Carte du trajet du gazoduq entre l'Ontario et le Québec.

Le gazoduq pourrait s'étendre sur 782 km de l’Ontario jusqu'au Saguenay en passant par l'Abitibi-Témiscamingue.

Photo : Radio-Canada

Annie-Claude Luneau

Plus de 250 professionnels de la santé, dont plusieurs de l'Abitibi-Témiscamingue, s'opposent au projet d'usine de gaz liquéfié d'Énergie Saguenay et au pipeline de Gazoduq.

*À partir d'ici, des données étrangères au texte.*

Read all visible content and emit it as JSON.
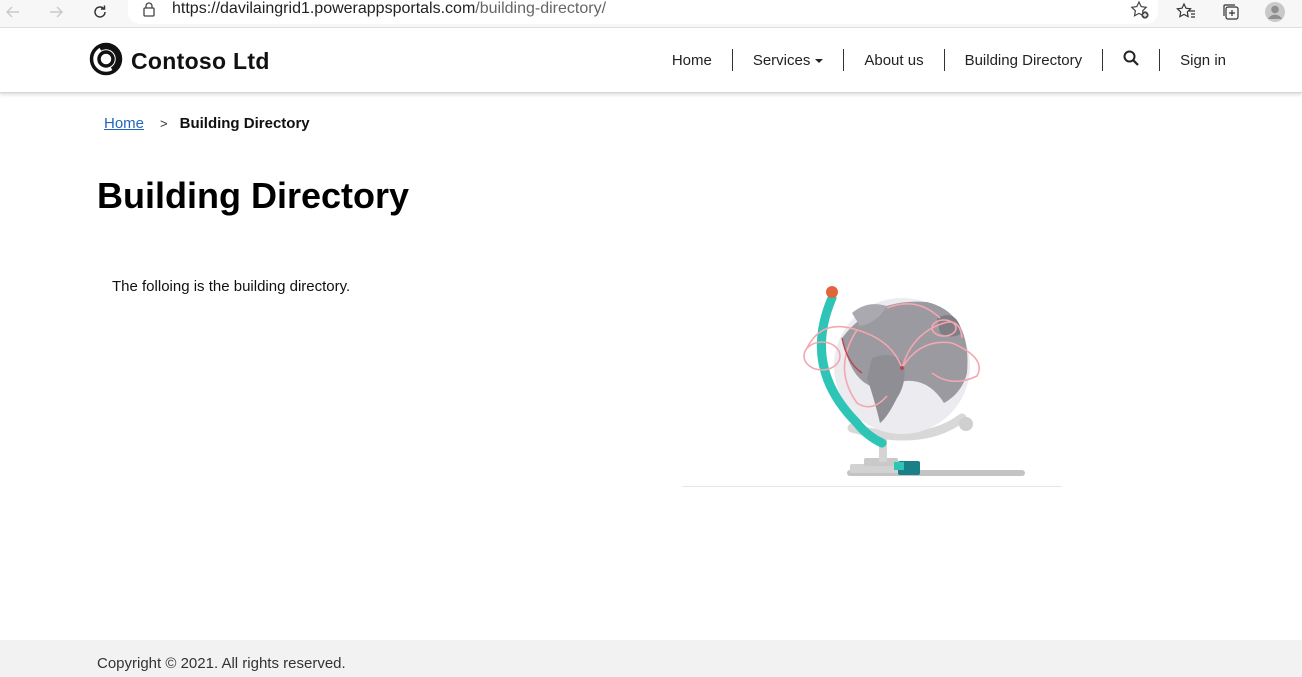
{
  "browser": {
    "url_host": "https://davilaingrid1.powerappsportals.com",
    "url_path": "/building-directory/"
  },
  "header": {
    "brand": "Contoso Ltd",
    "nav": {
      "home": "Home",
      "services": "Services",
      "about": "About us",
      "directory": "Building Directory",
      "signin": "Sign in"
    }
  },
  "breadcrumb": {
    "home": "Home",
    "separator": ">",
    "current": "Building Directory"
  },
  "main": {
    "title": "Building Directory",
    "intro": "The folloing is the building directory."
  },
  "footer": {
    "copyright": "Copyright © 2021. All rights reserved."
  },
  "colors": {
    "link": "#2266bb",
    "globe_ring": "#2ec4b6",
    "globe_land": "#9a9aa0",
    "route": "#f4a7b0",
    "accent_dot": "#e0663a",
    "base_teal": "#1a7f86"
  }
}
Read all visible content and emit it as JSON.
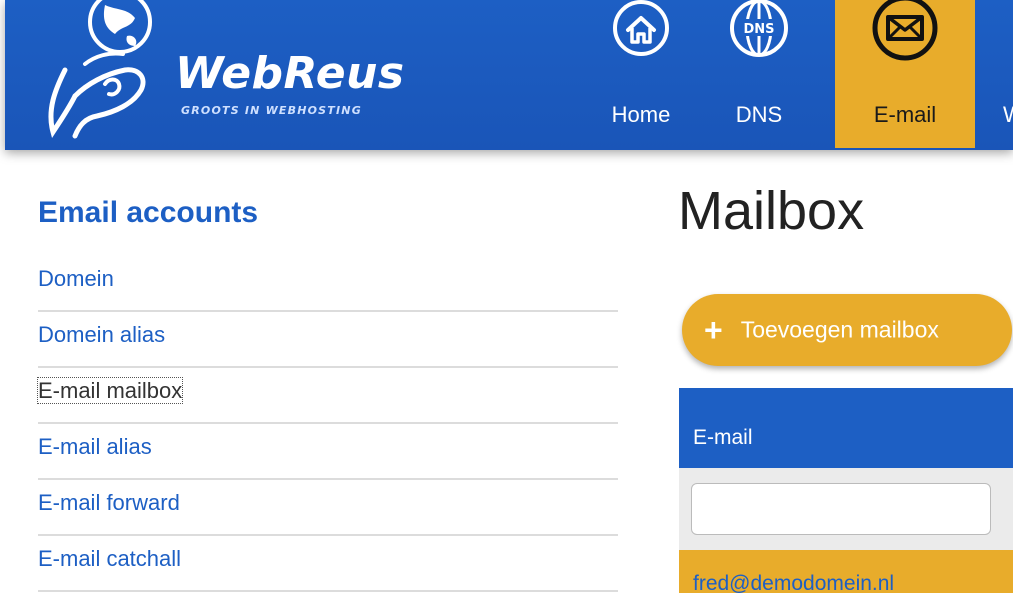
{
  "header": {
    "logo": {
      "name": "WebReus",
      "tagline": "GROOTS IN WEBHOSTING"
    },
    "nav": [
      {
        "label": "Home",
        "icon": "home-icon",
        "active": false
      },
      {
        "label": "DNS",
        "icon": "dns-globe-icon",
        "active": false
      },
      {
        "label": "E-mail",
        "icon": "envelope-icon",
        "active": true
      },
      {
        "label": "W",
        "icon": "",
        "active": false
      }
    ]
  },
  "sidebar": {
    "title": "Email accounts",
    "items": [
      {
        "label": "Domein"
      },
      {
        "label": "Domein alias"
      },
      {
        "label": "E-mail mailbox",
        "current": true
      },
      {
        "label": "E-mail alias"
      },
      {
        "label": "E-mail forward"
      },
      {
        "label": "E-mail catchall"
      }
    ]
  },
  "main": {
    "title": "Mailbox",
    "add_button": {
      "icon": "plus-icon",
      "label": "Toevoegen mailbox"
    },
    "table": {
      "columns": [
        "E-mail"
      ],
      "filter": {
        "value": "",
        "placeholder": ""
      },
      "rows": [
        {
          "email": "fred@demodomein.nl"
        }
      ]
    }
  },
  "colors": {
    "brand_blue": "#1d5fc4",
    "accent_gold": "#e8ac2b",
    "link_blue": "#1d5fc4"
  }
}
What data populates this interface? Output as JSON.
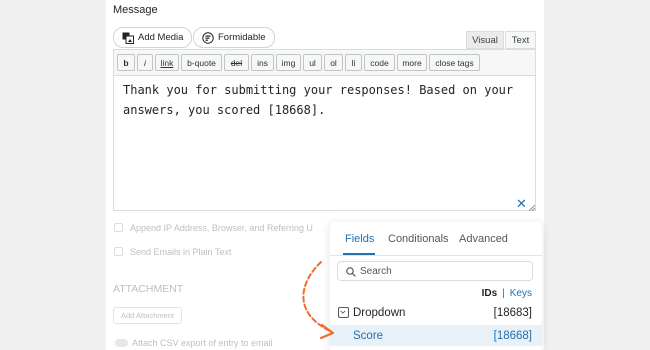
{
  "message_label": "Message",
  "media": {
    "add_media": "Add Media",
    "formidable": "Formidable"
  },
  "editor_tabs": {
    "visual": "Visual",
    "text": "Text"
  },
  "quicktags": [
    "b",
    "i",
    "link",
    "b-quote",
    "del",
    "ins",
    "img",
    "ul",
    "ol",
    "li",
    "code",
    "more",
    "close tags"
  ],
  "editor_content": "Thank you for submitting your responses! Based on your answers, you scored [18668].",
  "background_options": {
    "append_ip": "Append IP Address, Browser, and Referring U",
    "plain_text": "Send Emails in Plain Text",
    "attachment_heading": "ATTACHMENT",
    "add_attachment": "Add Attachment",
    "attach_csv": "Attach CSV export of entry to email"
  },
  "fields_panel": {
    "tabs": [
      "Fields",
      "Conditionals",
      "Advanced"
    ],
    "active_tab": "Fields",
    "search_placeholder": "Search",
    "ids_label": "IDs",
    "separator": "|",
    "keys_label": "Keys",
    "rows": [
      {
        "name": "Dropdown",
        "id": "[18683]"
      },
      {
        "name": "Score",
        "id": "[18668]"
      }
    ]
  },
  "colors": {
    "accent": "#2271b1",
    "arrow": "#ef6c2f",
    "highlight": "#e8f0f8"
  }
}
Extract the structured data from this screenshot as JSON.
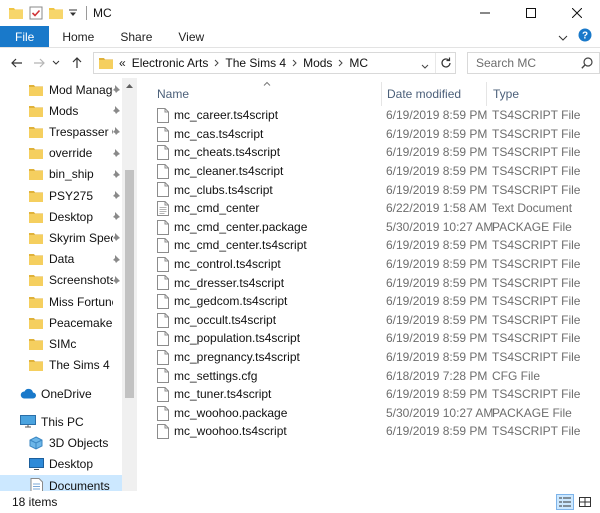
{
  "window": {
    "title": "MC"
  },
  "ribbon": {
    "tabs": [
      "File",
      "Home",
      "Share",
      "View"
    ]
  },
  "address": {
    "overflow": "«",
    "crumbs": [
      "Electronic Arts",
      "The Sims 4",
      "Mods",
      "MC"
    ]
  },
  "search": {
    "placeholder": "Search MC"
  },
  "nav": {
    "quick_access": [
      {
        "label": "Mod Manager",
        "pinned": true
      },
      {
        "label": "Mods",
        "pinned": true
      },
      {
        "label": "Trespasser Co",
        "pinned": true
      },
      {
        "label": "override",
        "pinned": true
      },
      {
        "label": "bin_ship",
        "pinned": true
      },
      {
        "label": "PSY275",
        "pinned": true
      },
      {
        "label": "Desktop",
        "pinned": true
      },
      {
        "label": "Skyrim Special",
        "pinned": true
      },
      {
        "label": "Data",
        "pinned": true
      },
      {
        "label": "Screenshots",
        "pinned": true
      },
      {
        "label": "Miss Fortune",
        "pinned": false
      },
      {
        "label": "Peacemaker",
        "pinned": false
      },
      {
        "label": "SIMc",
        "pinned": false
      },
      {
        "label": "The Sims 4",
        "pinned": false
      }
    ],
    "onedrive": "OneDrive",
    "this_pc": "This PC",
    "pc_items": [
      {
        "label": "3D Objects",
        "icon": "3d-objects-icon"
      },
      {
        "label": "Desktop",
        "icon": "desktop-icon"
      },
      {
        "label": "Documents",
        "icon": "documents-icon",
        "selected": true
      }
    ]
  },
  "columns": {
    "name": "Name",
    "date": "Date modified",
    "type": "Type"
  },
  "files": [
    {
      "name": "mc_career.ts4script",
      "date": "6/19/2019 8:59 PM",
      "type": "TS4SCRIPT File",
      "icon": "file-icon"
    },
    {
      "name": "mc_cas.ts4script",
      "date": "6/19/2019 8:59 PM",
      "type": "TS4SCRIPT File",
      "icon": "file-icon"
    },
    {
      "name": "mc_cheats.ts4script",
      "date": "6/19/2019 8:59 PM",
      "type": "TS4SCRIPT File",
      "icon": "file-icon"
    },
    {
      "name": "mc_cleaner.ts4script",
      "date": "6/19/2019 8:59 PM",
      "type": "TS4SCRIPT File",
      "icon": "file-icon"
    },
    {
      "name": "mc_clubs.ts4script",
      "date": "6/19/2019 8:59 PM",
      "type": "TS4SCRIPT File",
      "icon": "file-icon"
    },
    {
      "name": "mc_cmd_center",
      "date": "6/22/2019 1:58 AM",
      "type": "Text Document",
      "icon": "text-file-icon"
    },
    {
      "name": "mc_cmd_center.package",
      "date": "5/30/2019 10:27 AM",
      "type": "PACKAGE File",
      "icon": "file-icon"
    },
    {
      "name": "mc_cmd_center.ts4script",
      "date": "6/19/2019 8:59 PM",
      "type": "TS4SCRIPT File",
      "icon": "file-icon"
    },
    {
      "name": "mc_control.ts4script",
      "date": "6/19/2019 8:59 PM",
      "type": "TS4SCRIPT File",
      "icon": "file-icon"
    },
    {
      "name": "mc_dresser.ts4script",
      "date": "6/19/2019 8:59 PM",
      "type": "TS4SCRIPT File",
      "icon": "file-icon"
    },
    {
      "name": "mc_gedcom.ts4script",
      "date": "6/19/2019 8:59 PM",
      "type": "TS4SCRIPT File",
      "icon": "file-icon"
    },
    {
      "name": "mc_occult.ts4script",
      "date": "6/19/2019 8:59 PM",
      "type": "TS4SCRIPT File",
      "icon": "file-icon"
    },
    {
      "name": "mc_population.ts4script",
      "date": "6/19/2019 8:59 PM",
      "type": "TS4SCRIPT File",
      "icon": "file-icon"
    },
    {
      "name": "mc_pregnancy.ts4script",
      "date": "6/19/2019 8:59 PM",
      "type": "TS4SCRIPT File",
      "icon": "file-icon"
    },
    {
      "name": "mc_settings.cfg",
      "date": "6/18/2019 7:28 PM",
      "type": "CFG File",
      "icon": "file-icon"
    },
    {
      "name": "mc_tuner.ts4script",
      "date": "6/19/2019 8:59 PM",
      "type": "TS4SCRIPT File",
      "icon": "file-icon"
    },
    {
      "name": "mc_woohoo.package",
      "date": "5/30/2019 10:27 AM",
      "type": "PACKAGE File",
      "icon": "file-icon"
    },
    {
      "name": "mc_woohoo.ts4script",
      "date": "6/19/2019 8:59 PM",
      "type": "TS4SCRIPT File",
      "icon": "file-icon"
    }
  ],
  "status": {
    "item_count": "18 items"
  },
  "colors": {
    "accent": "#1979ca",
    "folder": "#f0c544",
    "selection": "#cce8ff",
    "header_text": "#4c607a"
  }
}
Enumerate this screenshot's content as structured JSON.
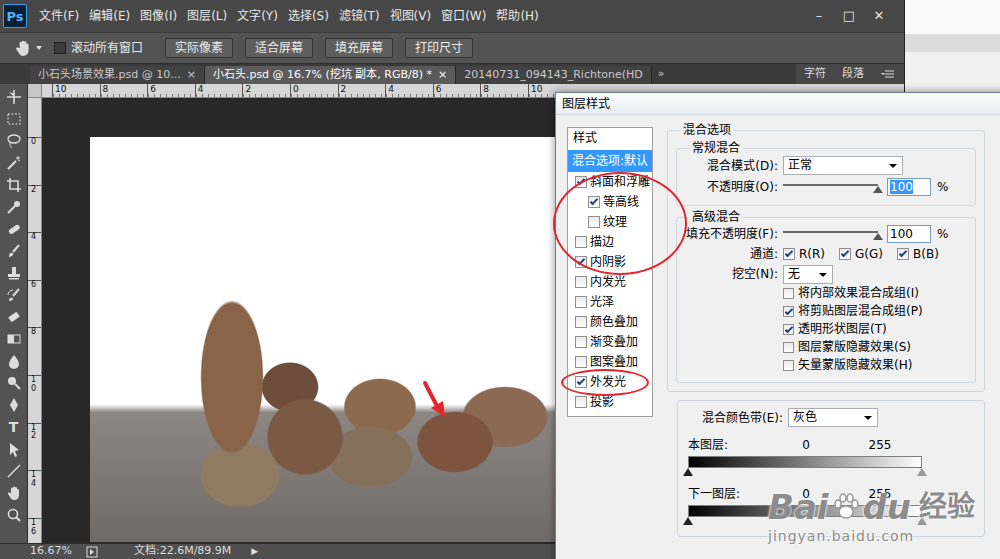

Dans une lettre ouverte publiée (Nouvelle fenêtre) dans La Presse jeudi matin, ces membres de l'Association québécoise des médecins pour l’environnement s'inquiètent des conséquences pour la santé.

Ils soulignent entre autres les risques d'explosion lors du transport du gaz naturel. Rappelons que le projet prévoit la construction d'un gazoduc de 780 kilomètres qui traverserait l'Abitibi-Témiscamingue, la Haute-Mauricie et le Saguenay-Lac-St-Jean.

Les signataires insistent aussi sur l'augmentation des gaz à effet de serre qu'amènerait le projet, un non-sens à leur avis au moment où les spécialistes sonnent l’alarme au sujet des changements climatiques et des risques pour la santé humaine.

Les effets, ils sont concrets, on les sent déjà, ne serait-ce que par les vagues de chaleur qui sont de plus en plus fréquentes et de plus en plus intenses. On estime que dans les 50 prochaines années, il devrait y avoir 20 000 décès supplémentaires liés aux changements climatiques au Québec, affirme Anne-Sara Briand, vice-présidente de l'Association québécoise des médecins pour l’environnement.

Il y a aussi la pollution de l'air, les événements climatiques extrêmes, des maladies infectieuses comme la maladie de Lyme, qu'on ne voyait pas avant, ajoute Dre Briand.

Les promoteurs de GNL Québec maintiennent cependant que leur projet de gaz naturel liquéfié permettrait de diminuer l'émission de gaz à effet de serre dans le monde, en permettant de remplacer des sources d’énergie polluantes par du gaz naturel.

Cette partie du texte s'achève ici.